La desesperanza es sediosa

El dominicano hoy lleva una corona de espinas con código de barras. camina el calvario del divorcio de ingresos y gastos.

Las vitrinas se vuelven bóvedas, las tarjetas de crédito mutan en verdugos de plástico, el neón se apaga, los liderazgos se derriten en cauces de mentiras y poses, el crédito convierte los clientes de ayer, en los fugitivos de mañana .

El bolsillo tiene fiebre. La cartera Neumonía.

Sube el arroz y el pollo, pero ocurre lo peor..

El precio de la cerveza también sube, mientras el volumen de la vitrola social baja, un concubinato fatal para cerebros acostumbrados al ataque permanente de orgias sonoras que surfean en espumas de cebada embotellada donde siempre naufragaron las penas y las anemias del bolsillo….Y del corazón .

La semana vuelve a sufrirse 7 días.

La esperanza agita su pasaporte, la amargura desempaca, se pone pantuflas mientras acaricia el control remoto de sábila y espinas.

Vino a quedarse.

La nevera obesa se muda al museo, las carnes se van a las trincheras, el pollo se hace vecino de estrellas y satélites, quesos y vinos son declarados desaparecidos en combate en la guerra de la inflación.

El arroz se asume como nieve en las alturas y las habichuelas como sangre derramada por bolsillos en penitencia. Los viernes y su fórmula, invitan a las escarpadas montañas de Quisqueya.

Mientras…..

El salario, va en agónica rutina diaria al sastre para que le reduzca su ropa, su correa le da vueltas como mortaja de momia egipcia.

Sentimos que…

Nada es lo que fue, nada es lo que soñé, nada es lo que merezco.

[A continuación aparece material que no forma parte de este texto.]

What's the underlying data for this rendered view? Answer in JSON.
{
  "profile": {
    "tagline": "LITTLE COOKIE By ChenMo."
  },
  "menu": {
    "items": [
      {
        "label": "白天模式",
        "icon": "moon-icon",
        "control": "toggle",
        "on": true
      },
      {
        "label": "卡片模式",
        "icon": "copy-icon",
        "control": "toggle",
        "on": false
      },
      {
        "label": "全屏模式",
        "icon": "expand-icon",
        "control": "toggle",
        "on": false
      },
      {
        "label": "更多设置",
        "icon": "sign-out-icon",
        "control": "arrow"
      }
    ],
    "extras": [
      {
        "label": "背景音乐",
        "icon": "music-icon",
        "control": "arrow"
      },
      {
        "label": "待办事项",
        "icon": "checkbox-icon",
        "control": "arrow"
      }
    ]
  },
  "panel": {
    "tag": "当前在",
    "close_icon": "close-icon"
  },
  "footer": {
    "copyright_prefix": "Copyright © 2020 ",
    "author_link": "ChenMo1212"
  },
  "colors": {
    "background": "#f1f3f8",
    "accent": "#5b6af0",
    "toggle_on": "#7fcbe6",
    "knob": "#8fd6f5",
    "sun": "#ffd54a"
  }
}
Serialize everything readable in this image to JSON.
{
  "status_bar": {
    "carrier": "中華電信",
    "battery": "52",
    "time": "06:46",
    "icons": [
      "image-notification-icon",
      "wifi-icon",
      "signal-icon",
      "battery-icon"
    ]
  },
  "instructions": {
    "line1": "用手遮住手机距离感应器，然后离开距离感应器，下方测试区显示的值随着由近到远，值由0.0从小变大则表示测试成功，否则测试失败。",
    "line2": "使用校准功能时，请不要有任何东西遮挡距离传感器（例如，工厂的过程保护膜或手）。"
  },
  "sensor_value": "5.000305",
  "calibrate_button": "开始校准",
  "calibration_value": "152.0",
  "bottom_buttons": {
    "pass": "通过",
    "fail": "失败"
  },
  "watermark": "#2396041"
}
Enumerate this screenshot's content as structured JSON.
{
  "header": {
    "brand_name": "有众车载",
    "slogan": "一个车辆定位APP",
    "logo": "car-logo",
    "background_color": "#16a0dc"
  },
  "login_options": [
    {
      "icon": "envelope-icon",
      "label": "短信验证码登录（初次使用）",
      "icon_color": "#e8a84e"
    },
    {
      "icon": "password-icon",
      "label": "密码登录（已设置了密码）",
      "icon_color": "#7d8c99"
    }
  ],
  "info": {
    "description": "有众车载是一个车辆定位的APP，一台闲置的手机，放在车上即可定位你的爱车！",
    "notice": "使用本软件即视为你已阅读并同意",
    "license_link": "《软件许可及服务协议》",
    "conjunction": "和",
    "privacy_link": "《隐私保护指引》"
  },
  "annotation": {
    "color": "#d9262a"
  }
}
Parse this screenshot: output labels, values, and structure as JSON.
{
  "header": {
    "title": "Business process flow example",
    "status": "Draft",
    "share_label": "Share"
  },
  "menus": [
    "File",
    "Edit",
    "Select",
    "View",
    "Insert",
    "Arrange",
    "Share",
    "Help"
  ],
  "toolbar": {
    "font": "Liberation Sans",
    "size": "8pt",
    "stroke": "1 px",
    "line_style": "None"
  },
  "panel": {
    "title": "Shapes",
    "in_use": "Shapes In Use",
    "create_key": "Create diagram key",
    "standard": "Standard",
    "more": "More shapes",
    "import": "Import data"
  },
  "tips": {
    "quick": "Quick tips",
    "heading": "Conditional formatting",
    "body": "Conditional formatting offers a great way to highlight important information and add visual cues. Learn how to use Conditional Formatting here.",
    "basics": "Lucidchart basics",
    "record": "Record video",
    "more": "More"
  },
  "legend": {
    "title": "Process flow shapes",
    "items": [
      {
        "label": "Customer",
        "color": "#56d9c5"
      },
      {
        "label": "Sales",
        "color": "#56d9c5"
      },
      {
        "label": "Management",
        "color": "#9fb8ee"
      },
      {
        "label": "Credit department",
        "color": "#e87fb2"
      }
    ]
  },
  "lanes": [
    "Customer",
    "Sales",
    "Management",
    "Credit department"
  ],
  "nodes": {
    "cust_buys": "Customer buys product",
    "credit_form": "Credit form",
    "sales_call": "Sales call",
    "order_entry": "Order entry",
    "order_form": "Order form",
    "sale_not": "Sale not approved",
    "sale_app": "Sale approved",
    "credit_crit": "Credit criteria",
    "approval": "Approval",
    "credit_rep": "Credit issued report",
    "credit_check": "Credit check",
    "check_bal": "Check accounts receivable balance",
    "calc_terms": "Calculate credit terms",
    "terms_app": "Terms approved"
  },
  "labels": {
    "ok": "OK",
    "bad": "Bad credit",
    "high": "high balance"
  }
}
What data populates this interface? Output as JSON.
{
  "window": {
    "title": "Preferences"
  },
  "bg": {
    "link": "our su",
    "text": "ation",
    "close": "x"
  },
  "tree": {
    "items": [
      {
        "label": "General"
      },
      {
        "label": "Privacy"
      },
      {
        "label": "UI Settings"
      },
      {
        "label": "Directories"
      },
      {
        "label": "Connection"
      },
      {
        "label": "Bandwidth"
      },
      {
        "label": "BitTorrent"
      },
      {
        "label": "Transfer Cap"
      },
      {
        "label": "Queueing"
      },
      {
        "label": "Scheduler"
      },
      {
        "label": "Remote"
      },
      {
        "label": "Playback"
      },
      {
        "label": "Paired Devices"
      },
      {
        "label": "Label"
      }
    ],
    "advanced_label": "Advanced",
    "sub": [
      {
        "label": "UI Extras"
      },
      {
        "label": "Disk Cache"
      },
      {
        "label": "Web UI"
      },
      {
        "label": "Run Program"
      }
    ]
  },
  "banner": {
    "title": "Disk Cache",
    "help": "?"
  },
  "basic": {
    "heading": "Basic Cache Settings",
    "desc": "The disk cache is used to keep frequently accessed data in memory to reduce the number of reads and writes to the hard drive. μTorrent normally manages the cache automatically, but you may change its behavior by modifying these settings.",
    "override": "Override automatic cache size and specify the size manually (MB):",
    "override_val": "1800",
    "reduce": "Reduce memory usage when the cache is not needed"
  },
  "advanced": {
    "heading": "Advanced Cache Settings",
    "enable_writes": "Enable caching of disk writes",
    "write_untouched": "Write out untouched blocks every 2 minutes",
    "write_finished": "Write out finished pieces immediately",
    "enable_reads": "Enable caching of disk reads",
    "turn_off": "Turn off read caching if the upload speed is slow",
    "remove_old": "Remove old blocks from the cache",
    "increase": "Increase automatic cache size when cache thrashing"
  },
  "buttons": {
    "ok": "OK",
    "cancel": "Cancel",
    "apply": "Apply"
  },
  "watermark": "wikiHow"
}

La inflación me quita lo que deseo, lo que necesito…todo por lo que respiro …

La razón tiene anemia, la paciencia se va de vacaciones. La rabia va al gimnasio y consume esteroides de tweets y likes..

La sociedad llega al borde ..

Encima de todo esto, ¿vamos a una Reforma Fiscal?

Presidente, no es su culpa, le toca pagar la cuenta de una fiesta que usted no bailó…

Aun así, lo mucho, ¡¡¡hasta Dios lo ve!!!